An example of a job with creating in it is engineering. This is creating with skills and information, acquired in college or university or through a trade course. If you want to design a new machine, your basic design or prototype is a way of creatively using your engineering skills, using what you know to make the best possible model of your idea.

Or perhaps you’re re-designing the layout of a manufacturing process, same thing, you have the limits of each stage of the process and the product in mind and then you ‘brainstorm’ or ‘think outside the box’ i.e. use your creative juices to break the mould of what has been done before, to come up with a unique way of getting that product made. For example, combining stages, eliminating a stage, look at the start and end of each stage for small changes that can be made, look at the process as a whole to see if stages can be moved around, cut out waste in the process, etc…
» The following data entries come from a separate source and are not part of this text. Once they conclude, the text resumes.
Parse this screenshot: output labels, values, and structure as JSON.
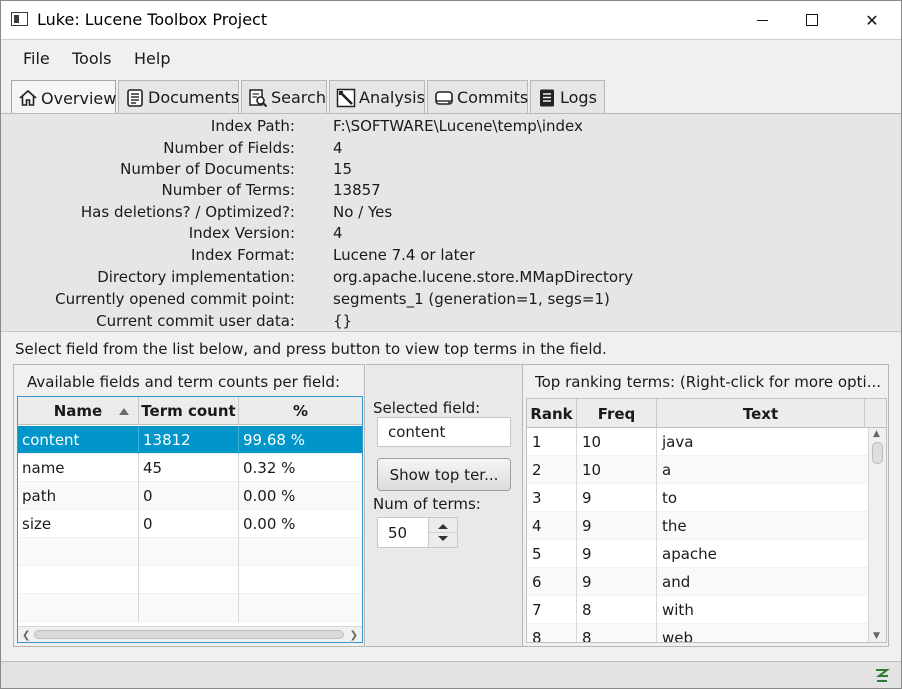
{
  "window": {
    "title": "Luke: Lucene Toolbox Project",
    "controls": {
      "minimize": "—",
      "maximize": "□",
      "close": "✕"
    }
  },
  "menu": [
    "File",
    "Tools",
    "Help"
  ],
  "tabs": [
    {
      "label": "Overview",
      "icon": "home-icon",
      "active": true
    },
    {
      "label": "Documents",
      "icon": "document-icon",
      "active": false
    },
    {
      "label": "Search",
      "icon": "search-icon",
      "active": false
    },
    {
      "label": "Analysis",
      "icon": "analysis-icon",
      "active": false
    },
    {
      "label": "Commits",
      "icon": "commits-icon",
      "active": false
    },
    {
      "label": "Logs",
      "icon": "logs-icon",
      "active": false
    }
  ],
  "overview": {
    "rows": [
      {
        "label": "Index Path:",
        "value": "F:\\SOFTWARE\\Lucene\\temp\\index"
      },
      {
        "label": "Number of Fields:",
        "value": "4"
      },
      {
        "label": "Number of Documents:",
        "value": "15"
      },
      {
        "label": "Number of Terms:",
        "value": "13857"
      },
      {
        "label": "Has deletions? / Optimized?:",
        "value": "No / Yes"
      },
      {
        "label": "Index Version:",
        "value": "4"
      },
      {
        "label": "Index Format:",
        "value": "Lucene 7.4 or later"
      },
      {
        "label": "Directory implementation:",
        "value": "org.apache.lucene.store.MMapDirectory"
      },
      {
        "label": "Currently opened commit point:",
        "value": "segments_1 (generation=1, segs=1)"
      },
      {
        "label": "Current commit user data:",
        "value": "{}"
      }
    ]
  },
  "hint": "Select field from the list below, and press button to view top terms in the field.",
  "fields_panel": {
    "caption": "Available fields and term counts per field:",
    "columns": [
      "Name",
      "Term count",
      "%"
    ],
    "rows": [
      {
        "name": "content",
        "count": "13812",
        "pct": "99.68 %",
        "selected": true
      },
      {
        "name": "name",
        "count": "45",
        "pct": "0.32 %",
        "selected": false
      },
      {
        "name": "path",
        "count": "0",
        "pct": "0.00 %",
        "selected": false
      },
      {
        "name": "size",
        "count": "0",
        "pct": "0.00 %",
        "selected": false
      }
    ]
  },
  "middle_panel": {
    "selected_label": "Selected field:",
    "selected_value": "content",
    "show_button": "Show top ter...",
    "num_label": "Num of terms:",
    "num_value": "50"
  },
  "terms_panel": {
    "caption": "Top ranking terms: (Right-click for more opti...",
    "columns": [
      "Rank",
      "Freq",
      "Text"
    ],
    "rows": [
      {
        "rank": "1",
        "freq": "10",
        "text": "java"
      },
      {
        "rank": "2",
        "freq": "10",
        "text": "a"
      },
      {
        "rank": "3",
        "freq": "9",
        "text": "to"
      },
      {
        "rank": "4",
        "freq": "9",
        "text": "the"
      },
      {
        "rank": "5",
        "freq": "9",
        "text": "apache"
      },
      {
        "rank": "6",
        "freq": "9",
        "text": "and"
      },
      {
        "rank": "7",
        "freq": "8",
        "text": "with"
      },
      {
        "rank": "8",
        "freq": "8",
        "text": "web"
      }
    ]
  },
  "colors": {
    "selection": "#0096c9",
    "table_border_active": "#3a95d3"
  }
}
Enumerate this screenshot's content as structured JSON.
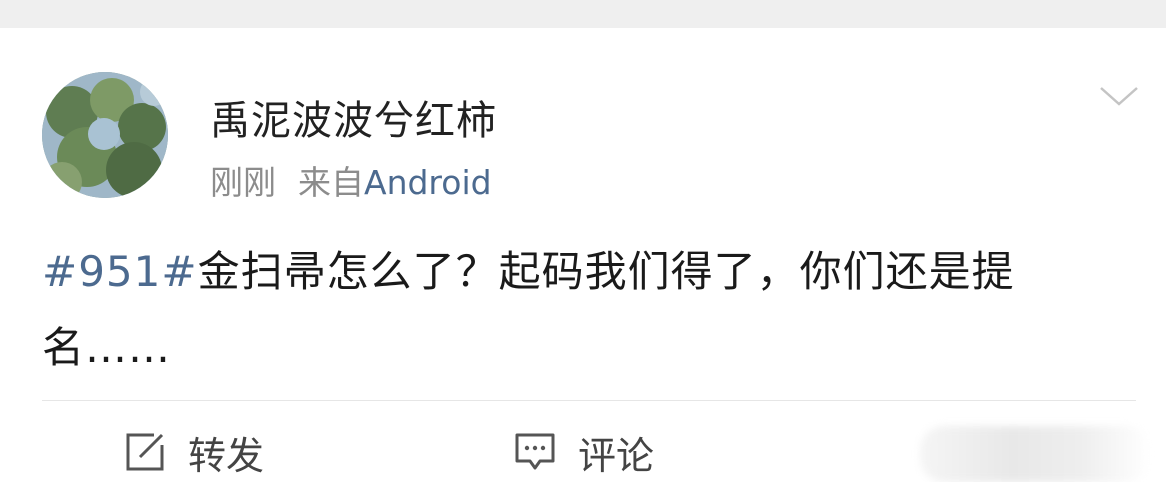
{
  "post": {
    "author": "禹泥波波兮红柿",
    "time": "刚刚",
    "source_prefix": "来自",
    "source_app": "Android",
    "hashtag": "#951#",
    "text": "金扫帚怎么了？起码我们得了，你们还是提名……"
  },
  "actions": {
    "repost_label": "转发",
    "comment_label": "评论"
  },
  "colors": {
    "link": "#4c6a8f",
    "text": "#1a1a1a",
    "meta": "#8c8c8c",
    "topbar": "#efefef"
  },
  "icons": {
    "more": "chevron-down-icon",
    "repost": "repost-icon",
    "comment": "comment-icon"
  }
}
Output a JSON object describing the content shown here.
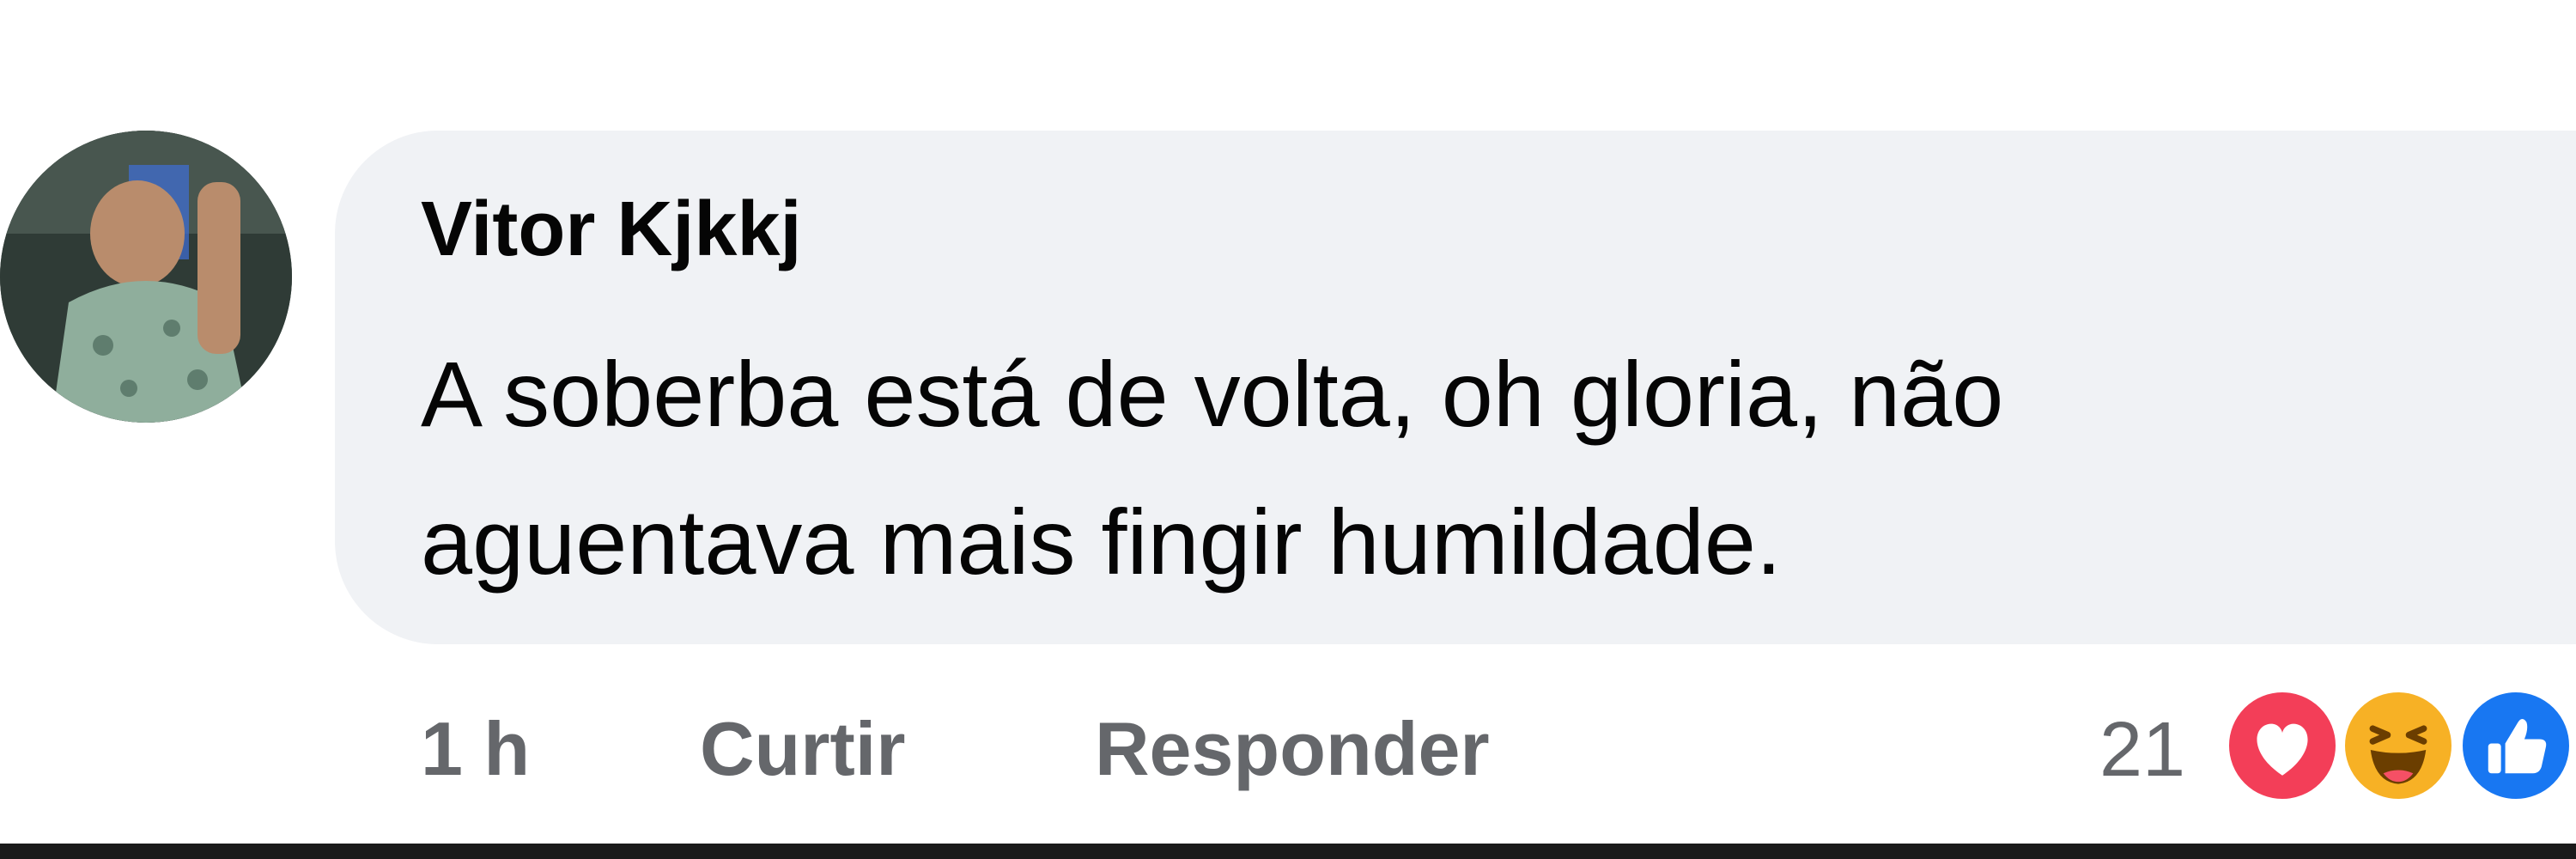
{
  "comment": {
    "author": "Vitor Kjkkj",
    "text_lines": [
      "A soberba está de volta, oh gloria, não",
      "aguentava mais fingir humildade."
    ]
  },
  "actions": {
    "time": "1 h",
    "like_label": "Curtir",
    "reply_label": "Responder"
  },
  "reactions": {
    "count": "21",
    "types": [
      "love-icon",
      "haha-icon",
      "like-icon"
    ]
  },
  "colors": {
    "bubble_bg": "#f0f2f5",
    "text": "#050505",
    "meta_text": "#65676b",
    "love": "#f33e58",
    "haha": "#f7b125",
    "like": "#1877f2"
  }
}
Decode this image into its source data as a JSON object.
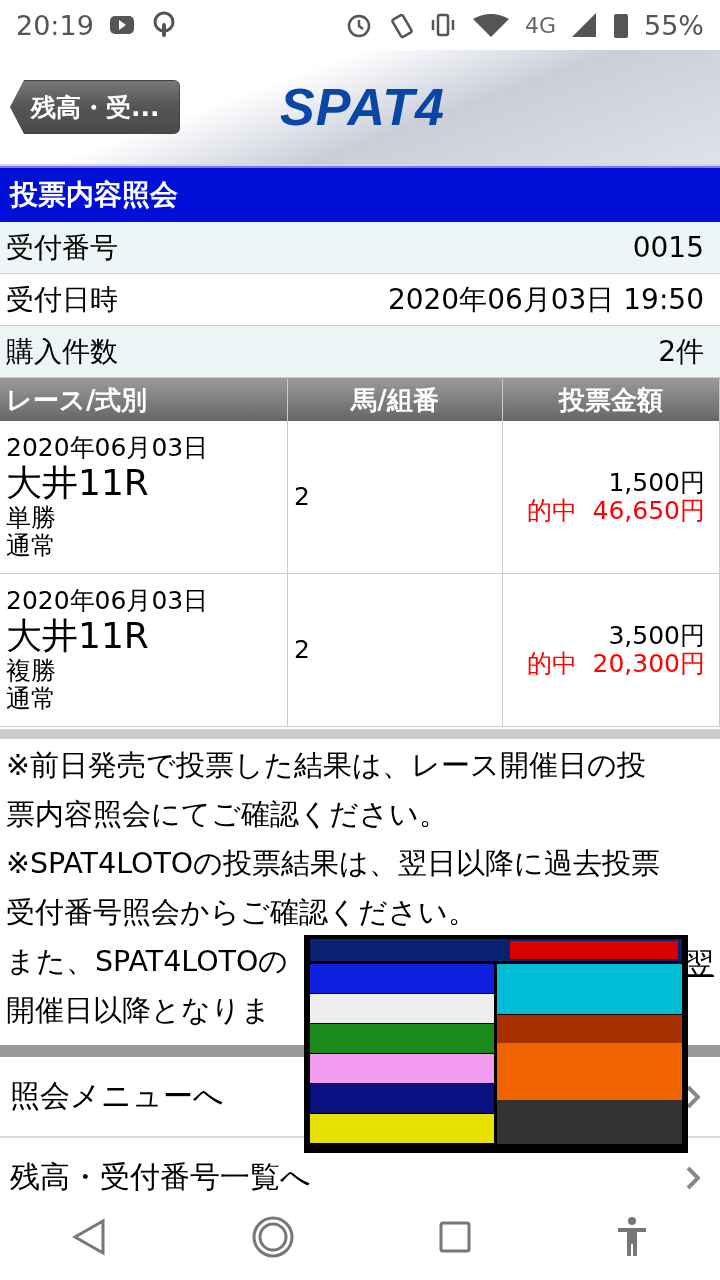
{
  "status_bar": {
    "time": "20:19",
    "network": "4G",
    "battery": "55%"
  },
  "header": {
    "back_button": "残高・受...",
    "logo": "SPAT4"
  },
  "title": "投票内容照会",
  "info": [
    {
      "label": "受付番号",
      "value": "0015"
    },
    {
      "label": "受付日時",
      "value": "2020年06月03日 19:50"
    },
    {
      "label": "購入件数",
      "value": "2件"
    }
  ],
  "table": {
    "columns": [
      "レース/式別",
      "馬/組番",
      "投票金額"
    ],
    "rows": [
      {
        "date": "2020年06月03日",
        "race": "大井11R",
        "bet_type": "単勝",
        "method": "通常",
        "horse": "2",
        "amount": "1,500円",
        "result_label": "的中",
        "payout": "46,650円"
      },
      {
        "date": "2020年06月03日",
        "race": "大井11R",
        "bet_type": "複勝",
        "method": "通常",
        "horse": "2",
        "amount": "3,500円",
        "result_label": "的中",
        "payout": "20,300円"
      }
    ]
  },
  "notes": [
    {
      "lines": [
        "※前日発売で投票した結果は、レース開催日の投",
        "票内容照会にてご確認ください。"
      ]
    },
    {
      "lines": [
        "※SPAT4LOTOの投票結果は、翌日以降に過去投票",
        "受付番号照会からご確認ください。"
      ]
    },
    {
      "lines": [
        "また、SPAT4LOTOの",
        "開催日以降となりま"
      ],
      "trailing": "翌"
    }
  ],
  "menu": [
    "照会メニューへ",
    "残高・受付番号一覧へ"
  ],
  "overlay": {
    "kind": "picture"
  }
}
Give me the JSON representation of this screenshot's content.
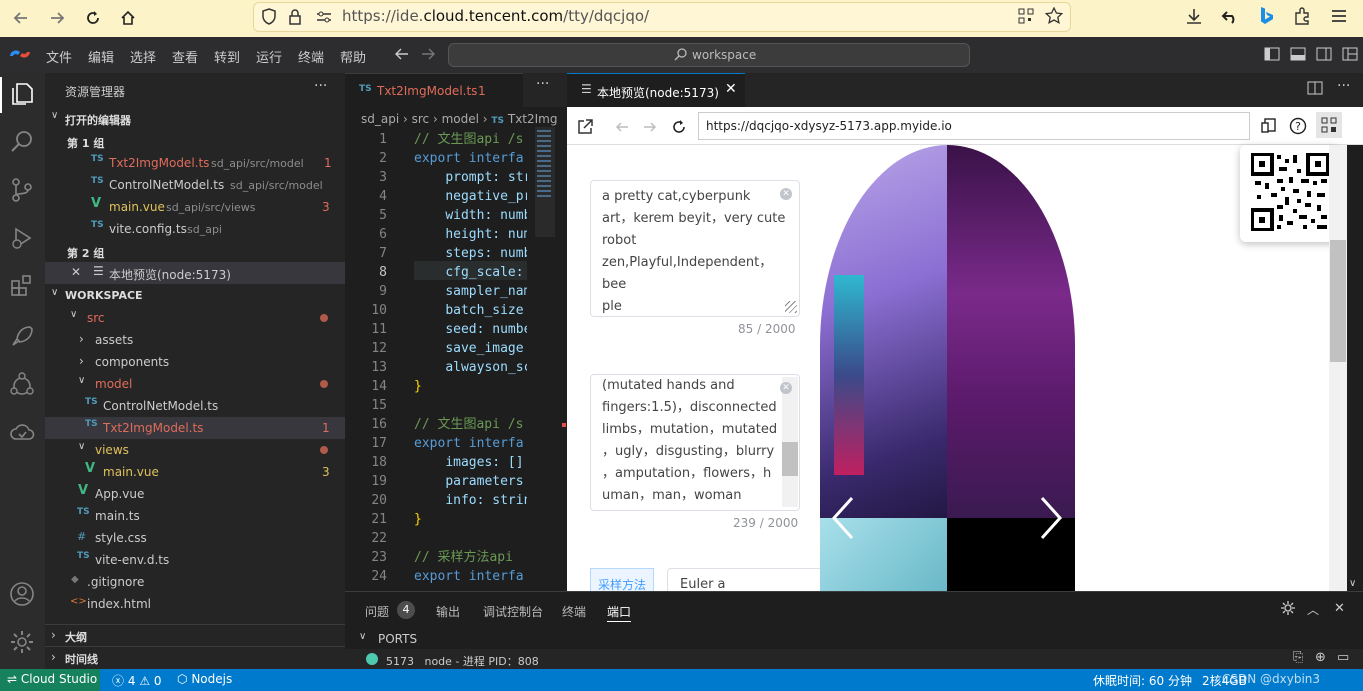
{
  "browser": {
    "url_prefix": "https://ide.",
    "url_domain": "cloud.tencent.com",
    "url_path": "/tty/dqcjqo/"
  },
  "menu": {
    "items": [
      "文件",
      "编辑",
      "选择",
      "查看",
      "转到",
      "运行",
      "终端",
      "帮助"
    ],
    "search": "workspace"
  },
  "explorer": {
    "title": "资源管理器",
    "open_editors": "打开的编辑器",
    "group1": "第 1 组",
    "group1_files": [
      {
        "name": "Txt2ImgModel.ts",
        "path": "sd_api/src/model",
        "badge": "1"
      },
      {
        "name": "ControlNetModel.ts",
        "path": "sd_api/src/model",
        "badge": ""
      },
      {
        "name": "main.vue",
        "path": "sd_api/src/views",
        "badge": "3"
      },
      {
        "name": "vite.config.ts",
        "path": "sd_api",
        "badge": ""
      }
    ],
    "group2": "第 2 组",
    "group2_file": "本地预览(node:5173)",
    "workspace": "WORKSPACE",
    "tree": {
      "src": "src",
      "assets": "assets",
      "components": "components",
      "model": "model",
      "controlnet": "ControlNetModel.ts",
      "txt2img": "Txt2ImgModel.ts",
      "txt2img_badge": "1",
      "views": "views",
      "mainvue": "main.vue",
      "mainvue_badge": "3",
      "appvue": "App.vue",
      "maints": "main.ts",
      "stylecss": "style.css",
      "viteenv": "vite-env.d.ts",
      "gitignore": ".gitignore",
      "indexhtml": "index.html"
    },
    "outline": "大纲",
    "timeline": "时间线"
  },
  "editor": {
    "tab": "Txt2ImgModel.ts",
    "tab_badge": "1",
    "breadcrumb": [
      "sd_api",
      "src",
      "model",
      "Txt2Img"
    ],
    "lines": [
      "1",
      "2",
      "3",
      "4",
      "5",
      "6",
      "7",
      "8",
      "9",
      "10",
      "11",
      "12",
      "13",
      "14",
      "15",
      "16",
      "17",
      "18",
      "19",
      "20",
      "21",
      "22",
      "23",
      "24"
    ]
  },
  "preview": {
    "tab": "本地预览(node:5173)",
    "url": "https://dqcjqo-xdysyz-5173.app.myide.io",
    "prompt_lines": [
      "a pretty cat,cyberpunk",
      "art，kerem beyit，very cute",
      "robot",
      "zen,Playful,Independent，bee",
      "ple"
    ],
    "prompt_count": "85 / 2000",
    "neg_lines": [
      "(mutated hands and",
      "fingers:1.5)，disconnected",
      "limbs，mutation，mutated",
      "，ugly，disgusting，blurry",
      "，amputation，flowers，h",
      "uman，man，woman"
    ],
    "neg_count": "239 / 2000",
    "sampler_label": "采样方法",
    "sampler_value": "Euler a"
  },
  "panel": {
    "tabs": [
      "问题",
      "输出",
      "调试控制台",
      "终端",
      "端口"
    ],
    "problems_count": "4",
    "ports_title": "PORTS",
    "port_row": "5173   node - 进程 PID：808"
  },
  "status": {
    "brand": "Cloud Studio",
    "errors": "4",
    "warnings": "0",
    "runtime": "Nodejs",
    "sleep": "休眠时间: 60 分钟",
    "spec": "2核4GB",
    "watermark": "CSDN @dxybin3"
  }
}
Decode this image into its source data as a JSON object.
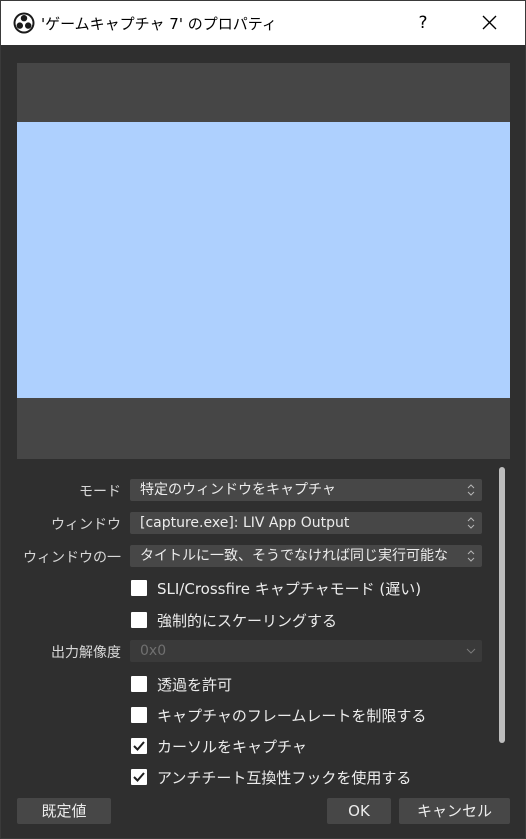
{
  "window": {
    "title": "'ゲームキャプチャ 7' のプロパティ",
    "help_label": "?",
    "icons": {
      "app": "obs-logo-icon",
      "close": "close-icon"
    }
  },
  "properties": {
    "mode": {
      "label": "モード",
      "value": "特定のウィンドウをキャプチャ"
    },
    "window": {
      "label": "ウィンドウ",
      "value": "[capture.exe]: LIV App Output"
    },
    "window_match": {
      "label": "ウィンドウの一",
      "value": "タイトルに一致、そうでなければ同じ実行可能な"
    },
    "sli": {
      "label": "SLI/Crossfire キャプチャモード (遅い)",
      "checked": false
    },
    "force_scaling": {
      "label": "強制的にスケーリングする",
      "checked": false
    },
    "output_resolution": {
      "label": "出力解像度",
      "value": "0x0",
      "enabled": false
    },
    "allow_transparency": {
      "label": "透過を許可",
      "checked": false
    },
    "limit_framerate": {
      "label": "キャプチャのフレームレートを制限する",
      "checked": false
    },
    "capture_cursor": {
      "label": "カーソルをキャプチャ",
      "checked": true
    },
    "anticheat_hook": {
      "label": "アンチチート互換性フックを使用する",
      "checked": true
    }
  },
  "buttons": {
    "defaults": "既定値",
    "ok": "OK",
    "cancel": "キャンセル"
  },
  "colors": {
    "preview_background": "#464646",
    "capture_area": "#aed0fe",
    "dialog_background": "#2f2f2f"
  }
}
As writers, without a doubt we create, and like an engineer, we learn and practice to hone our skills. Some of us do degrees and masters in the craft and some of us come up through the ranks with practice alone, or perhaps through the reading of books about writing or examples of fine writing in themselves.

And like any creative, there are days when we need to mull just that bit longer to solve a problem, for example in writing, we call it writer’s block. As an engineer, you don’t usually get unlimited time to be blocked, there is a deadline, a plan in place that has milestones to be adhered to, so most engineers brainstorm their way out of the block, come up with ideas to use, work the ideas, if stuck again, they brainstorm again and so on. Perhaps this is something that can help us push forward in writing. Brainstorm our way out of being stuck – what’s wrong, what’s not working and why?

We are creative in everything we tackle in our lives, even in the ways we avoid doing things, but like other aspects of our lives, we can use this knowledge to push through moments of struggle to help us put our writing in perspective as just another aspect of us creating something and use skills we may already have to keep our writing going.

The mind of a writer

Something popped into my mind the other day and I think I need to expand my idea of the mind of a writer because behind the skill of learning to be a writer I think that there are three aspects that get developed: our creative side, our ability to write and to edit the work.

The creative or imaginative side, of us is incredibly powerful but it is only a small part of writing, we have to write those ideas down and then be able to edit them to produce work that will generate something close to what we imagined in the first place for the minds of our readers. We learn the skill of:

1. Creating the story, from our dreams, from our imagination, usually using one of two ways or a combination of both.

We can write with the inner critic switched off and then figure out what the story is about through an analysis of the chapter and scene intentions (see use of a beat sheet described in ‘Nail your novel’ by Roz Morris)

Or decide on the story we want to write first, what will happen and the backgrounds of characters, write a synopsis or plan, and then write it.

2. Learning the craft of writing, the ability to find and place the right words down to produce the illusion for our readers.

3. Editing the story, analysing the plot and subplots by scenes and chapters, and beginning the re-write by moving into the writer/creator head again. Read and analyse the second draft. Re-write again. Analyse. Re-write. Back and forth.

 

I think we move between three minds as a writer and each mind can be learnt and developed:

The creative mind: free spirit, creates ideas, keeps the prose flowing, free-writing.

The writing mind: masters the craft of writing, finding the right words to place on the page.

The editing mind: critical thinker, analyser who can understand the overall imagined structure, the overall plot arc, the chapter arcs, the scene intentions, the layout of a scene, its paragraphs, sentences, specific detail, and the words that make the story come alive.

 

And then when we take our writer’s hat off, we become the person we are to the rest of the world.